5. Anti Peter Pan Syndrome
We tend to put ourselves into categories, into little molded frames of how we think we should look or behave or what the proper trajectory should be at this point in our lives.
I should get a “real job.” I should settle down. I’m too old/young for that is a classic one. But here’s the thing: there is no age restriction for sailing around the world or climbing Half Dome in Yosemite or writing a book or starting your own company. We limit our opportunities by placing bookends on what we can and cannot do based on our age, our careers, or our relationships. Goals get put on the back-burner because we file them away into these make-believe categories.
But think about how many opportunities would open up if we took off these bookends and allowed ourselves the freedom to think that it’s possible. Let me tell you that in the Ironman World Championships race in Hawaii, there is a category for 80+ year olds. If an 80 year old can do an Ironman—and race the damn thing—I think I can give it a shot.
(Need some inspiration? Watch the video below.)
It’s only when you let go of these restrictions that adventure starts to fall into place. You find that epic runs in the rain are awesome. That sliding down a mountain in the snow until you can’t feel your body because it’s so cold is just about the greatest thing since Slip N’ Slides. And singing to the Spice Girls and dancing until your legs are sore and voice is hoarse the next day is the best form of making a fool of yourself.
The more goals you file away under these “categories,” of what you should be doing based on your age, relationship, or job, the more untouched adventures accumulate, and the easier it is to settle down into the norm, to the temporary satisfaction of “one days.”
So go skinnydipping. Do karaoke. Plan a roadtrip. Build a fort in the living room. Have a snowball fight.
6. Option paralysis.
Sometimes when we try to figure out what we want to do we end up with so many options that we’re left more confused than we were in the first place. (And anyone who knows me knows that I am the guiltiest with this one. Ask me to make a decision and I’ll ask you to get comfortable because it could take a while.)
Well, I want to do A but I can't do that if I want to do B. And that conflicts with plan C… And so on. We’re left with so many options that we freeze up thinking about the choices we have in front of us and the decision we need to make. It's like being in a candy shop when we were seven and having the freedom to choose anything we want but only one thing. What do we dooooo?!
The good news is, we’ve gotten through Step 1: Figuring out our options. Step 2 is the hard part: Deciding.
So what do we do when we have 100 different options in front of us? Start with baby steps. We don't need to digest it all at once. Take a breath and start breaking it apart. Need to keep working at your current job for a bit but want to eventually study in Paris? Take a night and weekend French class while you work and save up some money. Want to earn your degree in Psychology but want to travel? Be a weekend warrior and check out all the local awesome trails and nearby nature on the weekends while you kick ass at school. Want to sail around the world being a pastry chef? Take some sailing lessons while you go to culinary school (and feel free to send me some pastries).

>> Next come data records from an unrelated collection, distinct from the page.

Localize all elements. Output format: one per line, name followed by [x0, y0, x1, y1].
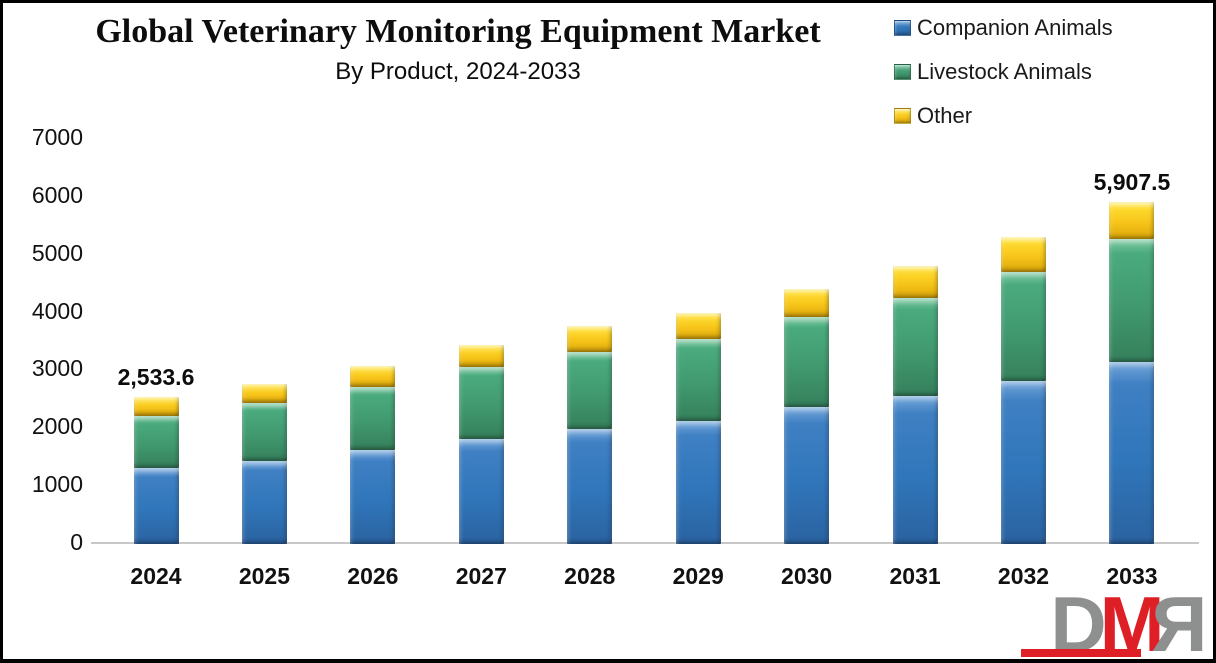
- logo-letter-r: R: [1157, 580, 1207, 663]
- bar-segment-livestock-2027: [458, 366, 504, 440]
- y-tick-5000: 5000: [31, 239, 83, 266]
- x-tick-2026: 2026: [347, 563, 399, 589]
- x-tick-2028: 2028: [564, 563, 616, 589]
- y-tick-2000: 2000: [31, 413, 83, 440]
- legend-item-other: Other: [894, 103, 1113, 128]
- y-tick-0: 0: [70, 529, 83, 555]
- bar-segment-livestock-2029: [675, 338, 721, 421]
- bar-segment-livestock-2031: [892, 297, 938, 397]
- legend-swatch-companion-icon: [894, 20, 911, 36]
- bar-segment-other-2024: [133, 397, 179, 416]
- bar-segment-companion-2031: [892, 396, 938, 544]
- bar-segment-other-2025: [241, 384, 287, 404]
- bar-segment-livestock-2032: [1001, 271, 1047, 381]
- bar-segment-companion-2024: [133, 468, 179, 544]
- plot-area: 2,533.6 5,907.5: [98, 139, 1198, 544]
- legend-item-companion-animals: Companion Animals: [894, 15, 1113, 40]
- legend-label: Other: [917, 103, 973, 128]
- y-tick-4000: 4000: [31, 297, 83, 324]
- legend: Companion Animals Livestock Animals Othe…: [894, 15, 1113, 148]
- bar-segment-livestock-2033: [1109, 239, 1155, 363]
- chart-subtitle: By Product, 2024-2033: [335, 58, 581, 85]
- x-tick-2031: 2031: [889, 563, 941, 589]
- bar-segment-livestock-2025: [241, 403, 287, 461]
- bar-segment-other-2030: [784, 289, 830, 317]
- bar-2029: [675, 312, 721, 544]
- bar-2031: [892, 266, 938, 544]
- bar-2028: [567, 326, 613, 544]
- legend-label: Livestock Animals: [917, 59, 1092, 84]
- legend-swatch-other-icon: [894, 108, 911, 124]
- y-tick-6000: 6000: [31, 181, 83, 208]
- legend-label: Companion Animals: [917, 15, 1113, 40]
- bar-2032: [1001, 237, 1047, 544]
- y-tick-7000: 7000: [31, 124, 83, 150]
- bar-segment-livestock-2028: [567, 351, 613, 429]
- bar-segment-companion-2026: [350, 450, 396, 544]
- bar-segment-livestock-2030: [784, 316, 830, 408]
- bar-segment-other-2031: [892, 266, 938, 298]
- bar-2033: 5,907.5: [1094, 169, 1170, 544]
- bar-segment-other-2032: [1001, 237, 1047, 272]
- bar-segment-other-2026: [350, 365, 396, 388]
- y-tick-1000: 1000: [31, 471, 83, 498]
- bar-segment-livestock-2026: [350, 387, 396, 451]
- bar-segment-companion-2030: [784, 407, 830, 544]
- legend-swatch-livestock-icon: [894, 64, 911, 80]
- bar-total-label-2033: 5,907.5: [1093, 169, 1171, 196]
- x-tick-2030: 2030: [781, 563, 833, 589]
- bar-2025: [241, 384, 287, 544]
- bar-segment-companion-2028: [567, 428, 613, 544]
- bar-segment-companion-2033: [1109, 362, 1155, 544]
- bar-segment-companion-2027: [458, 439, 504, 544]
- bar-segment-companion-2029: [675, 420, 721, 544]
- dmr-logo: DMR: [1011, 580, 1207, 663]
- bar-segment-companion-2032: [1001, 380, 1047, 544]
- bar-segment-livestock-2024: [133, 415, 179, 469]
- chart-title: Global Veterinary Monitoring Equipment M…: [95, 13, 821, 50]
- y-axis-labels: 0 1000 2000 3000 4000 5000 6000 7000: [11, 3, 83, 659]
- bar-segment-other-2029: [675, 312, 721, 339]
- x-tick-2024: 2024: [130, 563, 182, 589]
- legend-item-livestock-animals: Livestock Animals: [894, 59, 1113, 84]
- logo-letter-d: D: [1050, 580, 1106, 663]
- bar-segment-other-2027: [458, 344, 504, 367]
- bar-segment-companion-2025: [241, 460, 287, 544]
- logo-red-bar: [1021, 649, 1141, 657]
- x-tick-2029: 2029: [672, 563, 724, 589]
- bar-total-label-2024: 2,533.6: [117, 364, 195, 391]
- bar-2024: 2,533.6: [118, 364, 194, 544]
- x-tick-2025: 2025: [238, 563, 291, 589]
- bar-2026: [350, 365, 396, 544]
- x-axis-line: [91, 542, 1199, 544]
- bar-2027: [458, 344, 504, 544]
- logo-letter-m: M: [1099, 580, 1165, 663]
- x-tick-2027: 2027: [455, 563, 507, 589]
- bar-segment-other-2028: [567, 326, 613, 352]
- y-tick-3000: 3000: [31, 355, 83, 382]
- dmr-logo-letters: DMR: [1050, 580, 1207, 663]
- bar-segment-other-2033: [1109, 202, 1155, 240]
- bar-2030: [784, 289, 830, 544]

The truth is, we’re not going to accomplish all of our goals in one go. Patience is a virtue, and one that I am far, far away from mastering. Start by writing down what you want to accomplish now and work your way to where you want to go. It's okay if it looks like your thoughts just puked everything out on paper and nothing makes sense; it's a process. Be open to altering what you want—your goals and thoughts will probably change down the road anyways.
And after all, hard-defined plans are overrated. The important part is to start moving, to set the decision-making process in motion, and to not let paralysis come between you and your goals.
Relax, breathe, and start somewhere.